At Tequila Mexican Grill, a young girl takes orders while her parents cook. Menu samples are on display, and I opted for the fish tacos.

The tilapia was grilled while I watched. Just before it was served, the corn tortillas hit the grill, too. Then it was plated and served with a helping of salsa. I requested guacamole from the salsa bar and the little girl heaped it on.

The tacos were spicy, brimming with chunks of freshly grilled tilapia and shredded cabbage. But even with the zip of the spices, the tacos felt light and refreshing, perfect for summer.

Luz Guitron of Portland owns and runs the little booth with her husband and children. Guitron, who was raised in Mexico, said she grew up with the fish taco recipe, which includes garlic, butter, orange juice, pineapple juice and spices. “My mom used to make that for me when we were in Mexico,” Guitron said.

It was a dish I’ll certainly try again.

I’m a Reuben sandwich fan, so when I stopped at Omi German Deli, I had to try one, along with a side of hot German potato salad.

This sandwich required on-site cooking, so I waited a few minutes while the two-person crew cooked the pastrami and then melted the Swiss cheese and sandwich together.

The Reuben was piping hot, a messy blend of marbled rye bread, Thousand Island dressing, sauerkraut, pastrami and Swiss. (Grab extra napkins for this order).

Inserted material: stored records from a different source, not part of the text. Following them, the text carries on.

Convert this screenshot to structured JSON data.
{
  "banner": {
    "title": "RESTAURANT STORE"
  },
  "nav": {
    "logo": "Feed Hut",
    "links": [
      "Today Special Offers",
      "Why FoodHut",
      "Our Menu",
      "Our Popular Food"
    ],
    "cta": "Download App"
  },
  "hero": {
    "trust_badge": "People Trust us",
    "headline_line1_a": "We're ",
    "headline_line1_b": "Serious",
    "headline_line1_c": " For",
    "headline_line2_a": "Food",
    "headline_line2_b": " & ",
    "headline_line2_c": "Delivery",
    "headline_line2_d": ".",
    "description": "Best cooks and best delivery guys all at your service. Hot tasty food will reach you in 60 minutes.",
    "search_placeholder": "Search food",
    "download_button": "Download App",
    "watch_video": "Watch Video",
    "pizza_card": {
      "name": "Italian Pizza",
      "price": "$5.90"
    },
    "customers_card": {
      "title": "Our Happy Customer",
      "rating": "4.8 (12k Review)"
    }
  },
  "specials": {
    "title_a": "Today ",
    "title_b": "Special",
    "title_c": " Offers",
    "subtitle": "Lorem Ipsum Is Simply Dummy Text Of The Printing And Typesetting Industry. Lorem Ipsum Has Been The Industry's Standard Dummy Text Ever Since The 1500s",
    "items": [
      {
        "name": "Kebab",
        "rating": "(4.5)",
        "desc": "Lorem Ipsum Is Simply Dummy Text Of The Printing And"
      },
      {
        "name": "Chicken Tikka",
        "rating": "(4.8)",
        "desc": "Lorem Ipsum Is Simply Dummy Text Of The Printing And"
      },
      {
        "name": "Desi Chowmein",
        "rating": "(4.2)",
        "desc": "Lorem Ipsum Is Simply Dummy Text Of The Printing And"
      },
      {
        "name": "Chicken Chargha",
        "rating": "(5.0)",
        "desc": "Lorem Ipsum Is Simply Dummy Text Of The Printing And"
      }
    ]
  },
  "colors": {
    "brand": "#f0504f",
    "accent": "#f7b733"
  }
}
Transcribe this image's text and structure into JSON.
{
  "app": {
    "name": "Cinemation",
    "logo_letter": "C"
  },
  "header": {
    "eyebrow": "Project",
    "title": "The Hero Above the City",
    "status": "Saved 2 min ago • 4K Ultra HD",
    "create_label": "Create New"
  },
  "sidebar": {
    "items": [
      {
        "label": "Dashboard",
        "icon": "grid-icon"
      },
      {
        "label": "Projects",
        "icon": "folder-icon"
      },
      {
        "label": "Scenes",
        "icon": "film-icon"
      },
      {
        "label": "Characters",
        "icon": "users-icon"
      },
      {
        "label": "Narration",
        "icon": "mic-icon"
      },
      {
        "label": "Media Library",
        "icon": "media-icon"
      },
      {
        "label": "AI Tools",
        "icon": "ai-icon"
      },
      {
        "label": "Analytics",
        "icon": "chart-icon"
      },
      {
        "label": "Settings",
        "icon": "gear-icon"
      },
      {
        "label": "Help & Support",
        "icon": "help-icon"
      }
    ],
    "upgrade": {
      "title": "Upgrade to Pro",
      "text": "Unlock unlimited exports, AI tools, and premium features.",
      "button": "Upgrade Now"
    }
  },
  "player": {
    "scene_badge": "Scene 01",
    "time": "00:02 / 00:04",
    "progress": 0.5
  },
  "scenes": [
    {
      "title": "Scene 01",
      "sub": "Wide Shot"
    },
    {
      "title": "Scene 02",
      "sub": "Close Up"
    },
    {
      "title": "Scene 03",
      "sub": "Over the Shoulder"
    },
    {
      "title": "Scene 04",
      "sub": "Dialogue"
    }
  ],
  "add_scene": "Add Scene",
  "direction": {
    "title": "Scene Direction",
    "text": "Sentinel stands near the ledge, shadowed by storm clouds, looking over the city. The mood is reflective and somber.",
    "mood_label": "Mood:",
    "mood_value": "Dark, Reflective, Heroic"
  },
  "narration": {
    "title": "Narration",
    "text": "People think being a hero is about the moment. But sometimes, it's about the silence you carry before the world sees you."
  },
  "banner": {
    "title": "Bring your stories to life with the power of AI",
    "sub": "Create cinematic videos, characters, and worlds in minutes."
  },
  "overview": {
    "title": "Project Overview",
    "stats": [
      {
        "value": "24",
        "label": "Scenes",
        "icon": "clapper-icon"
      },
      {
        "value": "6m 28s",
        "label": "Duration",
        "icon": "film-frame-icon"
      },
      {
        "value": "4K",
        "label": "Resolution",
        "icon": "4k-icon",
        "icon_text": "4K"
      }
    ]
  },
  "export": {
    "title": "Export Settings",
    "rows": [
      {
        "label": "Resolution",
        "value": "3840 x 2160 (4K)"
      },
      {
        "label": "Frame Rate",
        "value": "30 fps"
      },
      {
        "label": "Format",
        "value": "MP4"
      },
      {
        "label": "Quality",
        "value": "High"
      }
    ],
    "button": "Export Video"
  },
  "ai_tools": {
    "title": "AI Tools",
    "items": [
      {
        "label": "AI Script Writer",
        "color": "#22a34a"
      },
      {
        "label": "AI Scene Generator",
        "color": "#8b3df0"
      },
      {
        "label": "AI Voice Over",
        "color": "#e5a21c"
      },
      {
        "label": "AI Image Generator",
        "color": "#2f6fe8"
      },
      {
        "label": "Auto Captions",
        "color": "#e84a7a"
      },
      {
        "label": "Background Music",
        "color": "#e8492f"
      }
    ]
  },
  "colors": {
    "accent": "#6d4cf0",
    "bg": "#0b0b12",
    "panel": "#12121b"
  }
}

It hit the sweet spot — warm and messy with just the right amount of sour zing in the sauerkraut. The hot German potato salad was warm and tangy, a surprise to taste buds accustomed to creamy potato salads. But after a few bites, the tang grew on me.

Karin Fry of Vancouver owns Omi’s German Deli. The zip from the sauerkraut comes from her addition to it, she said. She starts with canned sauerkraut and then cooks it with bay leaves, cream sherry, peppercorn and cooked bacon. Bacon finds its way into the German potato salad, too.

“German food is all about bacon,” Fry said.

Highlights beyond what I tried: With so much to choose from, it’s hard to narrow down next-time selections. But I’ve heard good things about Zabor Mexican Grill’s tamales, which are $4 each for the chicken or pork. Also, Ululani’s Hawaiian Shaved Ice drew long lines and looks like it would be fun to try, especially on a hot day.

Other observations: You’ll find lots of deep-fried, fair-style food at the market, in addition to other samplings. Many vendors cook their food ahead of time in a commercial kitchen to comply with food-handling laws, so while there is some on-site cooking, much of the food at the market is held in a warmer until it’s served.

Cost: A half-dozen donuts will run between $3 and $3.50. Most meals fall into the $6 to $12 range.

Hours: The Saturday market runs from 9 a.m. to 3 p.m. The Sunday market is open from 10 a.m. to 3 p.m. The Mini Doughnut Shoppe is at the market only on Sundays. Other vendors in this review are there both Saturday and Sunday.

Where: Adjacent to Esther Short Park at Sixth and Esther streets in downtown Vancouver.

Information: 360-737-8298 or vancouverfarmersmarket.com.

Health score: Mini Doughnut Shoppe received a five on its most recent health inspection, on July 13, 2010. Foody Blues BBQ received a score of zero on its health inspection on Aug. 30, 2010. Tequila Mexican Grill received a score of 10 on its health inspection on April 30, 2011. And Omi’s German Deli received a zero on its health inspection on June 9, 2011. Zero is a perfect score. Clark County Public Health closes restaurants that score 100 or higher. For information, call 360-397-8428.